Using the Generated YAML:
The command outputs YAML that can be directly added to wparc/data/known_routes.yml:
- Copy the YAML output from the command
- Open
wparc/data/known_routes.yml(or your local copy) - Add the routes under the appropriate category
- This helps improve route recognition for future dumps
Use Cases:
- Discovering custom WordPress plugins and their API endpoints
- Understanding what data is available from a WordPress site
- Contributing to the known routes database
- Planning data extraction strategies
- Identifying protected vs. public endpoints
- Researching WordPress API capabilities
After running wparc dump <domain>, the following directory structure is created in your current working directory:
<domain>/
├── data/
│ ├── wp-json.json # Main API index with all routes and endpoints
│ ├── wp_v2_posts.jsonl # All posts (one JSON object per line)

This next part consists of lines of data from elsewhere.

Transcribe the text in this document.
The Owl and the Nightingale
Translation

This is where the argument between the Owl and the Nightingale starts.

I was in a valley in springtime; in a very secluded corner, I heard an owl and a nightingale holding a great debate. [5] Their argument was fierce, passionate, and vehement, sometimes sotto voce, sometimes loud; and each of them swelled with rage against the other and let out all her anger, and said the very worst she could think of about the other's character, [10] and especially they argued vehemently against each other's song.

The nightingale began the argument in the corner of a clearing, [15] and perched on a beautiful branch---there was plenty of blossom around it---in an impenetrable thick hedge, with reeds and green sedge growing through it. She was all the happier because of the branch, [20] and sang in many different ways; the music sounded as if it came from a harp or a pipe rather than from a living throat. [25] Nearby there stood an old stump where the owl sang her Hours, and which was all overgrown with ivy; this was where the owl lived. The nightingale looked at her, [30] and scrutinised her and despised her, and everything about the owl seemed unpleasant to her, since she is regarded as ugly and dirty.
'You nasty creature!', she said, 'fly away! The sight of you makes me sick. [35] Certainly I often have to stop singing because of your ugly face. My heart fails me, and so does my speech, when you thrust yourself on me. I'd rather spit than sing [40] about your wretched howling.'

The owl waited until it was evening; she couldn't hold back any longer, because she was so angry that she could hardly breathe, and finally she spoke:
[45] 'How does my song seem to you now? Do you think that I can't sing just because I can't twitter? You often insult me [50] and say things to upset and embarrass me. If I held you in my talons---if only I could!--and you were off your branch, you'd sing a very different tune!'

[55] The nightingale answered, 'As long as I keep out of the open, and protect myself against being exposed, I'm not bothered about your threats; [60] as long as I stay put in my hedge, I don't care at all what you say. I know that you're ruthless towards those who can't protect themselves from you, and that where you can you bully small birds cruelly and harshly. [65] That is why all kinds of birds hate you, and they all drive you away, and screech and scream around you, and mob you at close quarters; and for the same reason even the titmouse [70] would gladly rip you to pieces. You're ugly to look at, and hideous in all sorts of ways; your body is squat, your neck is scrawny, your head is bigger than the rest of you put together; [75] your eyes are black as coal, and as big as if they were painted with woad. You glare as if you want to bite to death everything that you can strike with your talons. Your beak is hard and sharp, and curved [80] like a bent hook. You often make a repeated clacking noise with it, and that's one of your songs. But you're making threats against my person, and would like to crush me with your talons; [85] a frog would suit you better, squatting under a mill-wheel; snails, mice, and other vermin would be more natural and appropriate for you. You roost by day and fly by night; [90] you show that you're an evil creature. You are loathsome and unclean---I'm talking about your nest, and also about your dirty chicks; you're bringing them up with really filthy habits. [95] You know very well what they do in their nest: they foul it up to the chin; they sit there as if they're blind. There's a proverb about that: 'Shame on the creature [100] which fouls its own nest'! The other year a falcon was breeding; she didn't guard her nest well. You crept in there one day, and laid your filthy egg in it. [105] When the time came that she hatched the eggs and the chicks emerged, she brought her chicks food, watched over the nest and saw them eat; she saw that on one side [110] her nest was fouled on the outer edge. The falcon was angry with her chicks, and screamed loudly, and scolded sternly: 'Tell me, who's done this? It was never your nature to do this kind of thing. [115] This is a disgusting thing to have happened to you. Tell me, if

│ ├── wp_v2_pages.jsonl # All pages
│ ├── wp_v2_media.jsonl # Media metadata (URLs, titles, descriptions)
│ ├── wp_v2_comments.jsonl # Comments
│ ├── wp_v2_users.jsonl # Users (public data only)
│ ├── wp_v2_categories.jsonl # Categories
│ ├── wp_v2_tags.jsonl # Tags
│ └── ... # Other routes discovered from the API
└── files/ # Media files (created after running getfiles)
└── wp-content/
└── uploads/
├── 2024/
│ └── 12/
│ └── image.jpg
└── 2025/
└── 01/
└── video.mp4
JSONL Format: Most data files use JSONL (JSON Lines) format where each line is a valid JSON object. This format is:
- Memory efficient (can process line by line)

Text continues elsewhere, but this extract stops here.